A Guerrilha do Araguaia só foi oficialmente reconhecida mais de vinte anos depois de ocorrida, quando foram revelados extratos de um relatório militar comprovando a morte de dois guerrilheiros, Idalísio Aranha Filho e Bergson Furjão de Farias, em dezembro de 1992. O general Hugo de Abreu, que participou das operações contra os moradores do Araguaia, chegou a afirmar que essa foi a luta mais importante já realizada no meio rural.

 

Dos 69 militantes do Partido Comunista do Brasil que estavam na área, 59 morreram no conflito, além de moradores da região também assassinados e das baixas das Forças Armadas – as estimativas variam entre quatro e 200 (!) militares mortos. Do lado do governo, segundo O Globo, houve “casos de militares mortos no combate à Guerrilha cujos corpos foram entregues às famílias em caixões lacrados, acompanhados da explicação de que a morte ocorrera por acidente durante uma manobra de treinamento”.

 

As Forças Armadas desencadearam três campanhas militares contra a Guerrilha. A partir da terceira campanha, os próprios militares passaram a se referir às operações que desenvolviam como “guerra suja”. “Os guerrilheiros não se tornariam prisioneiros de guerra. Simplesmente deixariam de existir. Todos, com a exceção de Ângelo Arroyo, que escapou, foram mortos. São muitas as denúncias de tortura”, reporta O Globo. Os oficiais do Exército avaliavam que a Guerrilha do Araguaia duraria décadas, caso não fosse combatida da forma criminosa que foi: “Mesmo os oficiais condecorados por bravura na repressão à Guerrilha evitam falar no assunto. Ao contrário dos militares que lutaram na II Guerra Mundial, que exibem com orgulho as medalhas que conquistaram na luta contra o nazifascismo, os heróis das Forças Armadas no Araguaia são discretos. Afinal, como justificar as condecorações numa guerra que, oficialmente, não houve?”

 

Alguns guerrilheiros, como o Osvaldão, foram decapitados. A prática de decepar a cabeça de adversários não é nova na história da repressão no Brasil. Zumbi teve a cabeça exibida em Recife, como forma de intimidar escravos que pudessem seguir seu exemplo rebelde. Tiradentes, depois de enforcado, foi esquartejado e a cabeça e os membros foram expostos aos brasileiros. Lampião e seus seguidores mais próximos igualmente tiveram as cabeças separadas dos corpos e exibidas (neste caso, ficaram expostas num museu em Alagoas).

 

Em 1964 implantou-se no país uma ditadura militar que se voltou raivosamente contra os brasileiros. As liberdades foram brutalmente suprimidas e a atividade política, rigorosamente controlada, limitava-se a dois partidos, a Arena e o MDB. Instaurou-se um regime de perseguição aos democratas conseqüentes.
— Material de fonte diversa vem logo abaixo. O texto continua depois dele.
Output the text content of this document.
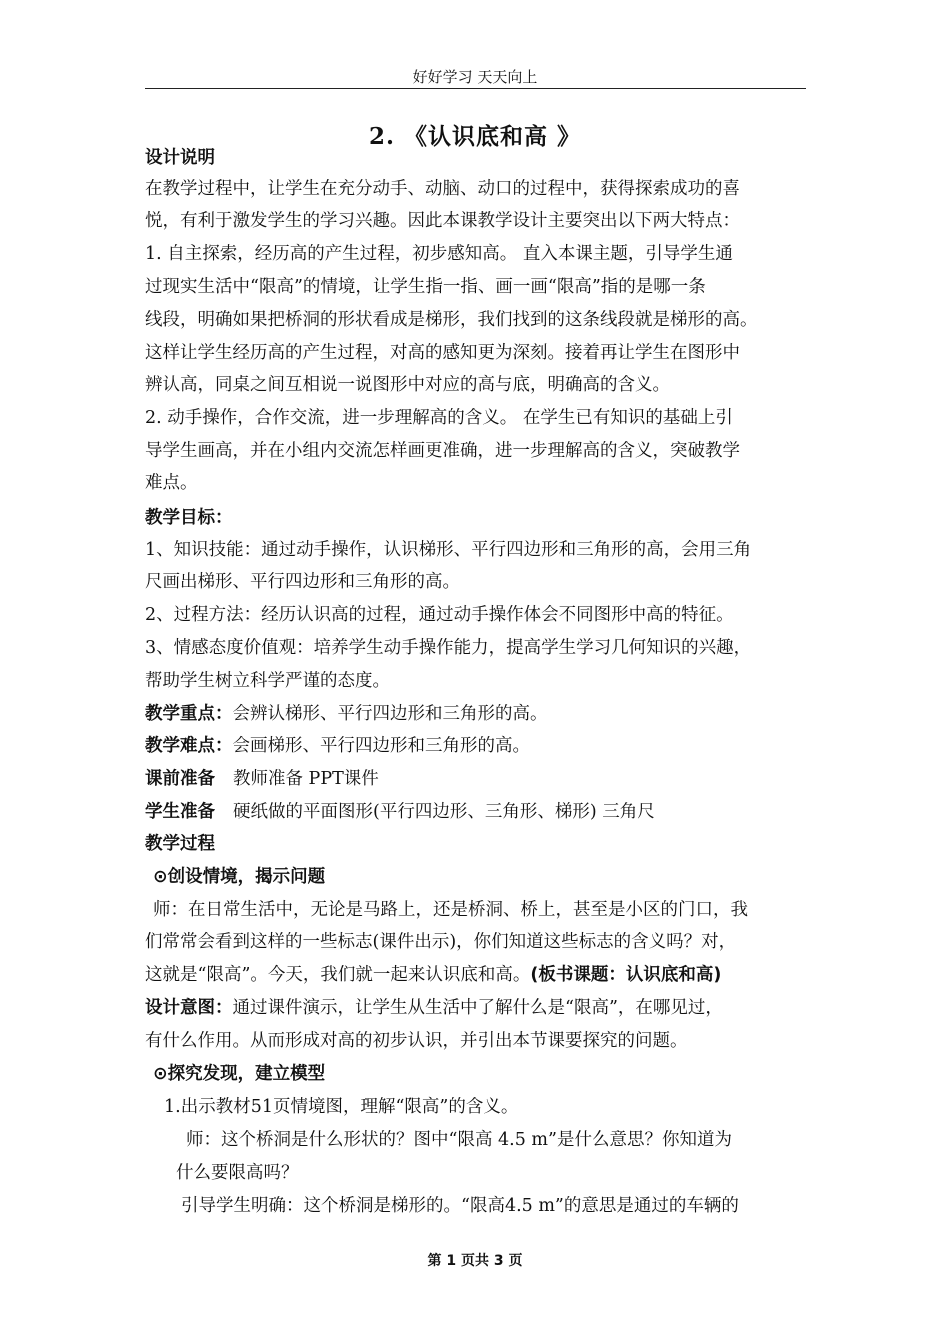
好好学习 天天向上
2. 《认识底和高 》
设计说明
在教学过程中，让学生在充分动手、动脑、动口的过程中，获得探索成功的喜
悦，有利于激发学生的学习兴趣。因此本课教学设计主要突出以下两大特点：
1. 自主探索，经历高的产生过程，初步感知高。 直入本课主题，引导学生通
过现实生活中“限高”的情境，让学生指一指、画一画“限高”指的是哪一条
线段，明确如果把桥洞的形状看成是梯形，我们找到的这条线段就是梯形的高。
这样让学生经历高的产生过程，对高的感知更为深刻。接着再让学生在图形中
辨认高，同桌之间互相说一说图形中对应的高与底，明确高的含义。
2. 动手操作，合作交流，进一步理解高的含义。 在学生已有知识的基础上引
导学生画高，并在小组内交流怎样画更准确，进一步理解高的含义，突破教学
难点。
教学目标：
1、知识技能：通过动手操作，认识梯形、平行四边形和三角形的高，会用三角
尺画出梯形、平行四边形和三角形的高。
2、过程方法：经历认识高的过程，通过动手操作体会不同图形中高的特征。
3、情感态度价值观：培养学生动手操作能力，提高学生学习几何知识的兴趣，
帮助学生树立科学严谨的态度。
教学重点：会辨认梯形、平行四边形和三角形的高。
教学难点：会画梯形、平行四边形和三角形的高。
课前准备 教师准备 PPT课件
学生准备 硬纸做的平面图形(平行四边形、三角形、梯形) 三角尺
教学过程
⊙创设情境，揭示问题
师：在日常生活中，无论是马路上，还是桥洞、桥上，甚至是小区的门口，我
们常常会看到这样的一些标志(课件出示)，你们知道这些标志的含义吗？对，
这就是“限高”。今天，我们就一起来认识底和高。(板书课题：认识底和高)
设计意图：通过课件演示，让学生从生活中了解什么是“限高”，在哪见过，
有什么作用。从而形成对高的初步认识，并引出本节课要探究的问题。
⊙探究发现，建立模型
1.出示教材51页情境图，理解“限高”的含义。
师：这个桥洞是什么形状的？图中“限高 4.5 m”是什么意思？你知道为
什么要限高吗？
引导学生明确：这个桥洞是梯形的。“限高4.5 m”的意思是通过的车辆的
第 1 页共 3 页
O povo brasileiro promoveu inúmeras manifestações de protestos contra a tirania que se instalara no país. Uma dessas manifestações foi a grande passeata dos cem mil, que condenava a morte do estudante Edson Luís, no Rio de Janeiro.

 

Os militares responderam a esses atos com uma brutalidade nunca vista, torturas infames, assassinatos de presos políticos nos Dops e nos DOI-Codi. As greves foram proibidas e os sindicatos interditados. Com o Ato Institucional n° 5 impôs-se um regime de terror contra o povo.

 

É nesse ambiente que surgiu o Araguaia, organizado e dirigido na clandestinidade pelo Partido Comunista do Brasil. Destinava-se a organizar a resistência armada contra a ditadura. Outras formas de luta não tinham espaço para se concretizar nas cidades. O objetivo político da Guerrilha do Araguaia estava expresso em um documento, largamente distribuído entre a população do Sul do Pará, intitulado Proclamação da União pela Liberdade e Pelos Direitos do Povo. Um movimento intimamente ligado à população camponesa, pobre e sofrida da região. Tentativas de resistências armadas já haviam ocorrido no país, organizadas por outras correntes políticas, no Vale da Ribeira e em Caparaó. Mas duraram pouco tempo. O Araguaia resistiu por três anos.

 

No Araguaia encontravam-se pessoas de diferentes formações: operários, camponeses, bancários, médicos, engenheiros, geólogos e, principalmente, estudantes universitários. Dentre os que para lá se dirigiram, estava Maurício Grabois, constituinte de 1946. Tomaram conhecimento da região e estabeleceram ampla relação com a população local. Enfrentavam, porém, tremenda desigualdade no que diz respeito ao armamento, em contraste com as armas sofisticadas das Forças Armadas. Essa luta era a luta de cem contra vinte mil, Davi contra Golias.

 

As Forças Armadas atuaram no Araguaia como bárbaros. Cometeram crimes imperdoáveis. Degolaram guerrilheiros, expuseram corpos mutilados nas vilas e nas cidades para atemorizar a população. Violentaram as próprias leis de guerra (a convenção de Genebra). Mataram prisioneiros indefesos. Torturaram – muitos dos torturados enlouqueceram. As Forças Armadas destruíram tudo que podia lembrar a Guerrilha. Incendiaram os barracos construídos pelos guerrilheiros. Destruíram até os móveis primitivos que eles haviam improvisado. Aplicaram a política de terra arrasada, de não deixar vivo nenhum dos combatentes. Foi assim que acabaram matando Ângelo Arroyo, um dos comandantes da guerrilha, um ano e meio depois de terminada a luta, na Chacina da Lapa, em 1976.

 

A Guerrilha do Araguaia é mais um elo na longa cadeia das gloriosas lutas populares do Brasil. São muitos os exemplos: Cabanagem, Guararapes, Canudos, Contestado, Revolta da Chibata, Quilombo dos Palmares, Revolução dos Alfaiates… Esses movimentos sempre enfrentaram em desvantagem o adversário poderoso e arrogante.

 

Nas Forças Armadas havia setores que condenavam as barbaridades cometidas – pois elas são instituição paga com o dinheiro do povo, não podem tê-lo como inimigo principal. É necessário que essas Forças repudiem tais crimes, condição para que possam contar com a simpatia do povo, preparando-se para as grandes batalhas que poderão advir em defesa da soberania e da independência da pátria.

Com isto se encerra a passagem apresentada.